When I was in high school, I had an English teacher who gave us a lot of liberty with our assignments. We chose which books we wanted to read, we selected how we wanted to do her assignments, and we also got to choose some of the direction we wanted the class to go.
Mrs. Barber loved working through books as a class. For my sophomore year, she selected which books we would read. She deviated away from the classics and instead selected biographies, autobiographies, and historical works, both fiction and nonfiction.
Come my junior and senior years, she actually gave us choice on which novels we wanted to read as a class. She openly took suggestions from students and decided it by a vote. I believe that is how we ended up reading Night by Elie Wiesel.
Mrs. Barber guided us in our selections. Sometimes, she would include a choice or two of her own and explained why she thought they would benefit our class. When we had four or five options, she would have the class vote on which book we wanted.
I really enjoyed that we had some choice about what books we read.
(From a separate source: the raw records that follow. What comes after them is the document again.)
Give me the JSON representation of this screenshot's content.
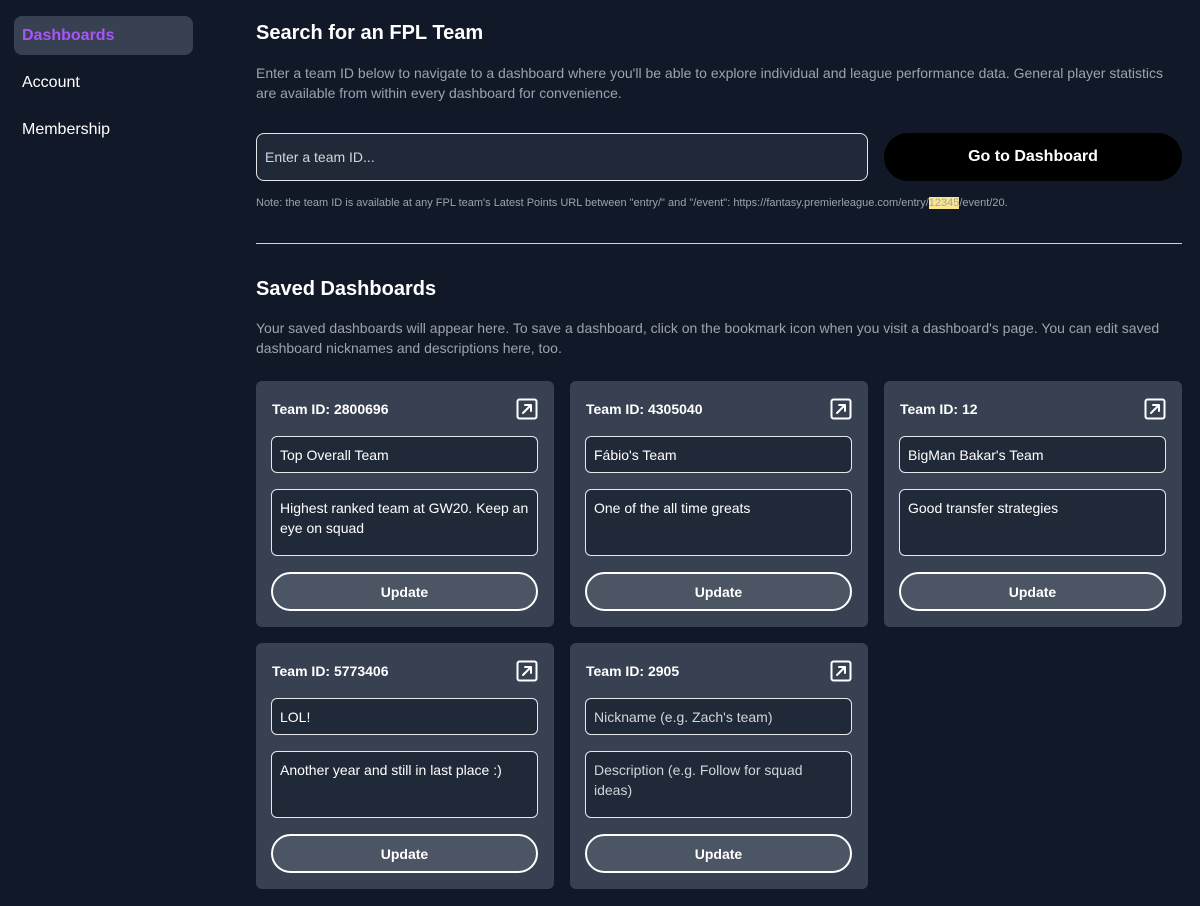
{
  "sidebar": {
    "items": [
      {
        "label": "Dashboards",
        "active": true
      },
      {
        "label": "Account",
        "active": false
      },
      {
        "label": "Membership",
        "active": false
      }
    ]
  },
  "search": {
    "title": "Search for an FPL Team",
    "description": "Enter a team ID below to navigate to a dashboard where you'll be able to explore individual and league performance data. General player statistics are available from within every dashboard for convenience.",
    "input_placeholder": "Enter a team ID...",
    "button_label": "Go to Dashboard",
    "note_prefix": "Note: the team ID is available at any FPL team's Latest Points URL between \"entry/\" and \"/event\": https://fantasy.premierleague.com/entry/",
    "note_highlight": "12345",
    "note_suffix": "/event/20."
  },
  "saved": {
    "title": "Saved Dashboards",
    "description": "Your saved dashboards will appear here. To save a dashboard, click on the bookmark icon when you visit a dashboard's page. You can edit saved dashboard nicknames and descriptions here, too.",
    "nickname_placeholder": "Nickname (e.g. Zach's team)",
    "description_placeholder": "Description (e.g. Follow for squad ideas)",
    "update_label": "Update",
    "cards": [
      {
        "title": "Team ID: 2800696",
        "nickname": "Top Overall Team",
        "description": "Highest ranked team at GW20. Keep an eye on squad"
      },
      {
        "title": "Team ID: 4305040",
        "nickname": "Fábio's Team",
        "description": "One of the all time greats"
      },
      {
        "title": "Team ID: 12",
        "nickname": "BigMan Bakar's Team",
        "description": "Good transfer strategies"
      },
      {
        "title": "Team ID: 5773406",
        "nickname": "LOL!",
        "description": "Another year and still in last place :)"
      },
      {
        "title": "Team ID: 2905",
        "nickname": "",
        "description": ""
      }
    ]
  },
  "colors": {
    "background": "#111827",
    "card": "#374151",
    "accent": "#a855f7",
    "highlight": "#fde68a"
  },
  "icons": {
    "card_open": "external-link-icon"
  }
}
It made us feel good when we chose a book that the majority of the class enjoyed. It also helped us understand better the process of choosing books for entire groups of people when other books failed.
127 Hours by Aron Ralston is one of the books that failed. I’ve never genuinely been so mad I’ve wanted to murder, but this book accomplished that for me. Someone from the class saw the movie and heard that it was a book first, so he pushed it through and won the vote. I think only two or three students from the class actually enjoyed the book.
That experience taught us that there are books out there not suited for us, and that the process for choosing books suitable for classrooms is not as easy as we take it for. I personally felt more compassion toward Mrs. Barber knowing what she does for her students.
I really loved having choice in my high school English classroom. It made me feel like I was in charge of my learning process instead of being told “this is what you need to know.” When I become a teacher, I will be implementing as much choice as I can so my students feel more liberty in their learning than slavery.